Por otra parte todo este proceso comienza con un documento de trabajo creado por obispos, debatido en unos equipos dirigidos por delegados de los obispos y que en última instancia será puesto en común por obispos que serán quienes terminen el proceso llegando a unas conclusiones que muy probablemente se parezcan mucho a las ideas que desde el principio tenían esos obispos. No quiero ser malpensado y no quiero que de mis palabras se saque la conclusión errónea de que existe una especie de conspiración o manipulación por parte de la jerarquía, pero lo cierto es que es muy difícil, en todos los ámbitos, dejar de lado nuestras propias ideas para dar paso a las ajenas. Es un ejercicio complicado y más especialmente en un ambiente tan cargado de “autorreferencialidad” como es el de la Iglesia Católica, como bien ha dicho el Papa Francisco. Abrirse a nuevas ideas de escucha, de opinión y finalmente de gobierno no será tarea fácil para quien no tolera bien las críticas ni los cambios.
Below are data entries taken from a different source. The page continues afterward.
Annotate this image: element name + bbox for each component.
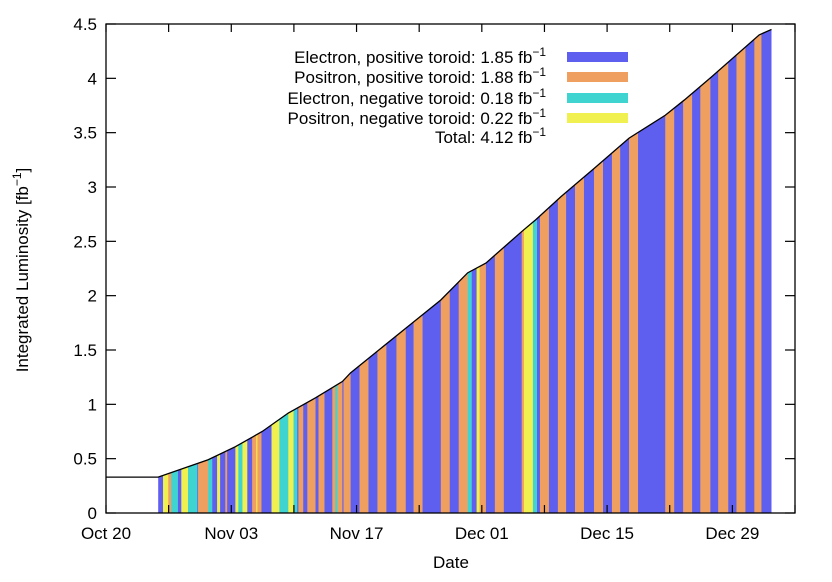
run-stripe-P- bbox=[235, 29, 239, 513]
x-tick-label: Dec 29 bbox=[705, 524, 759, 543]
plot-frame bbox=[105, 23, 796, 514]
legend-swatch-E+ bbox=[567, 52, 628, 62]
run-stripe-P+ bbox=[700, 29, 711, 513]
x-tick-label: Nov 03 bbox=[204, 524, 258, 543]
y-tick-label: 0 bbox=[88, 504, 97, 523]
run-stripe-P+ bbox=[539, 29, 550, 513]
run-stripe-E+ bbox=[602, 29, 613, 513]
run-stripe-P+ bbox=[168, 29, 172, 513]
run-stripe-P+ bbox=[479, 29, 487, 513]
run-stripe-E+ bbox=[638, 29, 666, 513]
run-stripe-E- bbox=[171, 29, 179, 513]
run-stripe-P+ bbox=[225, 29, 228, 513]
x-tick-label: Oct 20 bbox=[81, 524, 131, 543]
run-stripe-P+ bbox=[683, 29, 693, 513]
legend: Electron, positive toroid: 1.85 fb−1Posi… bbox=[288, 45, 628, 147]
run-stripe-E+ bbox=[620, 29, 630, 513]
run-stripe-E+ bbox=[227, 29, 236, 513]
run-stripe-E+ bbox=[674, 29, 684, 513]
legend-label-P-: Positron, negative toroid: 0.22 fb−1 bbox=[288, 106, 547, 128]
run-stripe-P+ bbox=[665, 29, 675, 513]
cumulative-luminosity-line bbox=[106, 28, 772, 478]
run-stripe-P- bbox=[217, 29, 221, 513]
run-stripe-E+ bbox=[710, 29, 719, 513]
x-tick-label: Dec 01 bbox=[455, 524, 509, 543]
run-stripe-E- bbox=[532, 29, 538, 513]
run-stripe-E+ bbox=[692, 29, 701, 513]
run-stripe-E- bbox=[238, 29, 243, 513]
y-tick-label: 3 bbox=[88, 178, 97, 197]
legend-label-E-: Electron, negative toroid: 0.18 fb−1 bbox=[288, 86, 547, 108]
y-tick-label: 1 bbox=[88, 395, 97, 414]
run-stripe-P+ bbox=[494, 29, 505, 513]
y-tick-label: 4.5 bbox=[73, 15, 97, 34]
run-stripe-P- bbox=[523, 29, 534, 513]
legend-swatch-P- bbox=[567, 113, 628, 123]
run-stripe-P+ bbox=[252, 29, 257, 513]
run-stripe-E+ bbox=[485, 29, 496, 513]
run-stripe-E+ bbox=[548, 29, 559, 513]
run-stripe-E+ bbox=[536, 29, 541, 513]
x-tick-labels: Oct 20 Nov 03 Nov 17 Dec 01 Dec 15 Dec 29 bbox=[81, 524, 759, 543]
run-stripe-E- bbox=[188, 29, 198, 513]
run-stripe-P+ bbox=[629, 29, 639, 513]
run-stripe-E- bbox=[208, 29, 213, 513]
x-tick-label: Nov 17 bbox=[330, 524, 384, 543]
y-axis-label: Integrated Luminosity [fb−1] bbox=[10, 168, 32, 373]
run-stripe-P+ bbox=[718, 29, 729, 513]
run-stripe-P- bbox=[476, 29, 480, 513]
axis-ticks bbox=[105, 23, 796, 514]
run-stripe-P+ bbox=[594, 29, 604, 513]
run-stripe-E+ bbox=[761, 29, 772, 513]
x-axis-label: Date bbox=[433, 553, 469, 572]
run-stripe-E+ bbox=[728, 29, 737, 513]
run-stripe-E+ bbox=[471, 29, 477, 513]
run-stripe-P- bbox=[181, 29, 189, 513]
y-tick-label: 4 bbox=[88, 69, 97, 88]
legend-swatch-P+ bbox=[567, 72, 628, 82]
run-stripe-P+ bbox=[611, 29, 621, 513]
legend-label-E+: Electron, positive toroid: 1.85 fb−1 bbox=[294, 45, 546, 67]
run-stripe-P+ bbox=[257, 29, 262, 513]
y-tick-labels: 0 0.5 1 1.5 2 2.5 3 3.5 4 4.5 bbox=[73, 15, 97, 523]
x-tick-label: Dec 15 bbox=[580, 524, 634, 543]
run-stripe-E+ bbox=[583, 29, 595, 513]
run-stripe-P+ bbox=[198, 29, 209, 513]
run-stripe-P- bbox=[163, 29, 169, 513]
run-stripe-P+ bbox=[736, 29, 746, 513]
run-stripe-P+ bbox=[575, 29, 585, 513]
y-tick-label: 2 bbox=[88, 287, 97, 306]
run-stripe-E+ bbox=[177, 29, 182, 513]
y-tick-label: 2.5 bbox=[73, 232, 97, 251]
run-stripe-P- bbox=[271, 29, 280, 513]
run-stripe-P+ bbox=[521, 29, 525, 513]
y-tick-label: 0.5 bbox=[73, 450, 97, 469]
legend-swatch-E- bbox=[567, 93, 628, 103]
legend-label-P+: Positron, positive toroid: 1.88 fb−1 bbox=[294, 65, 546, 87]
run-stripe-E+ bbox=[566, 29, 576, 513]
run-stripe-P+ bbox=[557, 29, 567, 513]
legend-label-total: Total: 4.12 fb−1 bbox=[435, 125, 546, 147]
run-stripe-E+ bbox=[212, 29, 218, 513]
y-tick-label: 3.5 bbox=[73, 124, 97, 143]
run-stripe-P+ bbox=[754, 29, 762, 513]
run-stripe-E+ bbox=[197, 29, 199, 513]
y-tick-label: 1.5 bbox=[73, 341, 97, 360]
run-stripe-E+ bbox=[158, 29, 164, 513]
run-stripe-E+ bbox=[261, 29, 272, 513]
run-stripe-E+ bbox=[220, 29, 226, 513]
run-stripe-E+ bbox=[745, 29, 755, 513]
Lo cierto es que un órgano de gobierno en el que la ausencia de voz de grandes mayorías en la Iglesia como las de las mujeres (más del 50% de los cristianos) y los laicos puede hacer que se pierda la perspectiva de las necesidades reales de la institución hoy en día. Y si bien es cierto que no se trata de funcionar como una democracia y de que finalmente todos esperamos que sea el propio Espíritu Santo quien dirija a la Iglesia, también es verdad que Dios puede hablar a través de cualquiera como desde el principio de su relación con el hombre lo hizo a través de  ganaderos como Amós: “… Me gano la vida cuidando ganado y cosechando higos silvestres.” Am 7,14. 

La voluntad del Papa Francisco de cambiar estructuras eclesiales anquilosadas es clara e indudable y de ahí ese empeño en abrir ventanas para ver con claridad qué es lo que pasa dentro de la Iglesia. Confiemos en que este proceso sirva para dar más pasos hacia una verdadera sinodalidad que permita que el conjunto de la Iglesia se pueda expresar y, de la mano del Espíritu Santo, decidir de qué forma dará sus próximos pasos.